Mrs. Garrett clapped her hands suddenly and said, “A pageant!” (Augustus had returned to loitering, a soup spoon was no deterrent to an Apache.) “We should have a pageant to celebrate the village’s history.”
The assembled company were in voluble agreement. “It will depict the whole history of Britain as experienced from the point of view of a typically English village,” Mrs. Garrett enthused.
“I myself,” Mrs. Brewster said, “have played several queens in theatrical productions.”
Mrs. Swift murmured something inaudible.
“But none of those awful boys must be in it,” Colonel Stewart said.
“Oh, goodness no, I quite agree,” Miss Carlton said. “Oh, I’m sorry,” she said hastily to Mr. Swift, “one of them is yours, isn’t he?”
“Well…” Mr. Swift demurred, “we found him on the front doorstep actually.” Augustus frowned at this paternal betrayal. There were sympathetic murmurs all round and Mrs. Swift said agreeably, “Of course we didn’t. It was the back doorstep.” There was much laughter at this remark. Augustus’s frown deepened. Had he been found on a doorstep? Front or back seemed irrelevant. He was an abandoned orphan. He was rather pleased with that idea. Perhaps his real parents were incredibly rich and had been hunting for him ever since accidentally leaving him on Mr. and Mrs. Swift’s doorstep.

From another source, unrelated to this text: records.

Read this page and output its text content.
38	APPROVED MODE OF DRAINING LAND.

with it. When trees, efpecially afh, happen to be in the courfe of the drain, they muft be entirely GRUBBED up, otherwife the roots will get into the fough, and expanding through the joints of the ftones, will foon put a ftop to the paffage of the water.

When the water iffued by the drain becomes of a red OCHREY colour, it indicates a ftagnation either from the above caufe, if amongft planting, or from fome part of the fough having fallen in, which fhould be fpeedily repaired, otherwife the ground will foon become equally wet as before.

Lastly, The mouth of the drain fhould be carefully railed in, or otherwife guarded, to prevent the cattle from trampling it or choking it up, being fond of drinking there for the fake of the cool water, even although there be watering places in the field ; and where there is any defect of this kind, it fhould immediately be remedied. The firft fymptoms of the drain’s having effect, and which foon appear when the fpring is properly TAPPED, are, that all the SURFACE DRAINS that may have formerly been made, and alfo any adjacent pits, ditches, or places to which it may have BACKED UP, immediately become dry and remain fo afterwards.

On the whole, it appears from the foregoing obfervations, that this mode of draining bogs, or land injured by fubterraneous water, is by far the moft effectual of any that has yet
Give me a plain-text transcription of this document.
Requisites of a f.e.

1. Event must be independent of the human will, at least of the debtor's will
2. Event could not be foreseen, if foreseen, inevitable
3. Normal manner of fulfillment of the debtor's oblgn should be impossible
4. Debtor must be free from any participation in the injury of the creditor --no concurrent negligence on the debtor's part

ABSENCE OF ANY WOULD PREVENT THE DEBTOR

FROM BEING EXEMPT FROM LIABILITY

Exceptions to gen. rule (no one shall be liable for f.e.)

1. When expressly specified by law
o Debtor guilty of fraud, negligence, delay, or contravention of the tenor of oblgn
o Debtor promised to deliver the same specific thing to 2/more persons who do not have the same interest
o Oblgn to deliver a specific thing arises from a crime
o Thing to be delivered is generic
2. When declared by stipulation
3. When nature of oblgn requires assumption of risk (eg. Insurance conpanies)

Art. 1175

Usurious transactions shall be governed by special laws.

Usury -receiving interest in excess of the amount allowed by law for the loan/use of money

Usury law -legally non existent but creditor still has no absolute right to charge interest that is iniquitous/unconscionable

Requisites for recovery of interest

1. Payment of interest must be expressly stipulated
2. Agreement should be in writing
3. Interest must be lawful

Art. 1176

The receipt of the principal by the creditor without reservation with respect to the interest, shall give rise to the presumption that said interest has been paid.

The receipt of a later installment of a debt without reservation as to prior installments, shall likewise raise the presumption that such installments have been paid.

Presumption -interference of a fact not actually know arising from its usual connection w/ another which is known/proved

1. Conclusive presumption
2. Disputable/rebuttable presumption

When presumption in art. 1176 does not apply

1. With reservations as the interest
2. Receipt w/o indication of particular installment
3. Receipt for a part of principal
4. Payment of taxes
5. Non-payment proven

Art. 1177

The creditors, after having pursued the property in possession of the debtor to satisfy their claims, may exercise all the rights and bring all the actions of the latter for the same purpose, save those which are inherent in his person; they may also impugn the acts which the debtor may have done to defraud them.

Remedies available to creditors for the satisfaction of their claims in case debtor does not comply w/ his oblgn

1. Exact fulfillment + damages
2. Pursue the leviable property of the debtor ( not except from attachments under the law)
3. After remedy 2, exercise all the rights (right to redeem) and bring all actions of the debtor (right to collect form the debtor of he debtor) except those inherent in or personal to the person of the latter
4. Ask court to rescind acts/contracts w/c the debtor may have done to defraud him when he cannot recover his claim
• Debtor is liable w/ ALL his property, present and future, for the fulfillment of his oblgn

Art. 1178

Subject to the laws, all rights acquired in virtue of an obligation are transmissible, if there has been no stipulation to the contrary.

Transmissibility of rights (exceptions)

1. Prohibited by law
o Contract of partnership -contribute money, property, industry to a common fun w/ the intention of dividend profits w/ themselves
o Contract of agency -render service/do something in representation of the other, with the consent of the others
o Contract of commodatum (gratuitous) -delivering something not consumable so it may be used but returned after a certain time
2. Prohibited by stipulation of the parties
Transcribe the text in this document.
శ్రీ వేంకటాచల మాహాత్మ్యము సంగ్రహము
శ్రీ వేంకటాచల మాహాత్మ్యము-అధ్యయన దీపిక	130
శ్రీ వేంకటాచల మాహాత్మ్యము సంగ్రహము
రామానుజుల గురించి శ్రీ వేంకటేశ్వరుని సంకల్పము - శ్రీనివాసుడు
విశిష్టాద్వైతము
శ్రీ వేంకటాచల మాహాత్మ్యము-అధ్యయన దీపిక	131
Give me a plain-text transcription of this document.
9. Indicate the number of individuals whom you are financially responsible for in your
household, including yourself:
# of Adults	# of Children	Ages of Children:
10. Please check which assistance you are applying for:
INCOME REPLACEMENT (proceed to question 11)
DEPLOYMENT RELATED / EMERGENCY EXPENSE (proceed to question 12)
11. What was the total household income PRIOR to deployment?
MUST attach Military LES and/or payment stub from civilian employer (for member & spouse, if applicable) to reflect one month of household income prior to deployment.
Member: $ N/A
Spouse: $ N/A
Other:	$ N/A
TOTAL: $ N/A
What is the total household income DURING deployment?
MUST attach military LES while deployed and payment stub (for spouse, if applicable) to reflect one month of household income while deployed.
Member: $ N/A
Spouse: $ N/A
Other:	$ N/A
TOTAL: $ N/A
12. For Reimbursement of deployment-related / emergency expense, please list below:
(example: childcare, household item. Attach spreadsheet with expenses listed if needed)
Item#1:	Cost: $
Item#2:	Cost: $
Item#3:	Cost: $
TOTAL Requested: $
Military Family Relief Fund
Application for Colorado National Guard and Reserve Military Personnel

“Oh, I’m sure we can find something for all the children to do,” Mrs. Garrett said. Mrs. Garrett was a somewhat troubling figure in Augustus’s world. Until recently she had been merely the rather stout and friendly widow who lived next door. She was fond of children (an unusual trait in a grown-up) and had a very good greenhouse full of peaches and grapes that the Apaches were always attempting to raid, to the fury of her gardener. She was also generous with sweets and cakes, again an unusual habit in a grown-up. But, unfortunately, she was also the leader of the local “chapter” of Afor Arod. The words were Saxon, according to Mrs. Garrett, for “fierce” and “bold,” which none of the members were. If you could imagine a Scout pack consisting of only the outcasts and rejects of boyhood society then that would be Afor Arod: the goody-goodies, the fat, the toadies, the swots—and girls.
They were a peace-loving alternative to the “rather militaristic” Scouts, according to Mrs. Garrett, who was a stalwart of the Peace Pledge Union. “Cooperation and harmony,” she said. Augustus’s mother thought this would be “good” for Augustus as these were traits that he was “singularly lacking.” Not true! he protested. “Look at the Apaches.”
“Quite,” Mrs. Swift said and dragged him along to a meeting.
This was so unfair, he thought bitterly as he watched a group of children dancing in a circle. Dancing! No one had mentioned dancing.
“Oh, a new friend for us!” Mrs. Garrett declared as if she had never seen him before when in fact she encountered Augustus on an almost daily basis.
And then Augustus met his nemesis. He spied a little girl in the corner of the room, a little girl with the curliest curls and the sweetest dimples. “Madge—hello.” She was doing some kind of sewing. “Cross-stitch—a badge, would you like me to make you one, Augustus?” Augustus nodded dumbly, looking even more idiotic than usual.
And now he lived in horror that the rest of the Apaches would catch him in the midst of any of the Afor Arod’s ghastly pastimes—the aforesaid dancing and sewing, the chanting and poetry writing. Nature walks—which, it turned out, did not mean the raiding of birds’ nests or the indiscriminate shooting at things with catapults, no mayhem, in fact.
The whole thing was odious, but he was helplessly in thrall to Madge. (“Oh, thank you for helping me wind my wool, Augustus.”)
A pageant,” he reported back to the Apaches. “Invading hordes,” he added. He moved a pear drop from one cheek to the other, a movement that generally signalled deep thought. “Got an idea,” he said casually. “If we—”
“Oh, do stop,” Teddy said to Ursula.
“He’s nothing like you, you know,” his sister said, laughing.
“I know that,” Teddy said. “But please stop reading now.”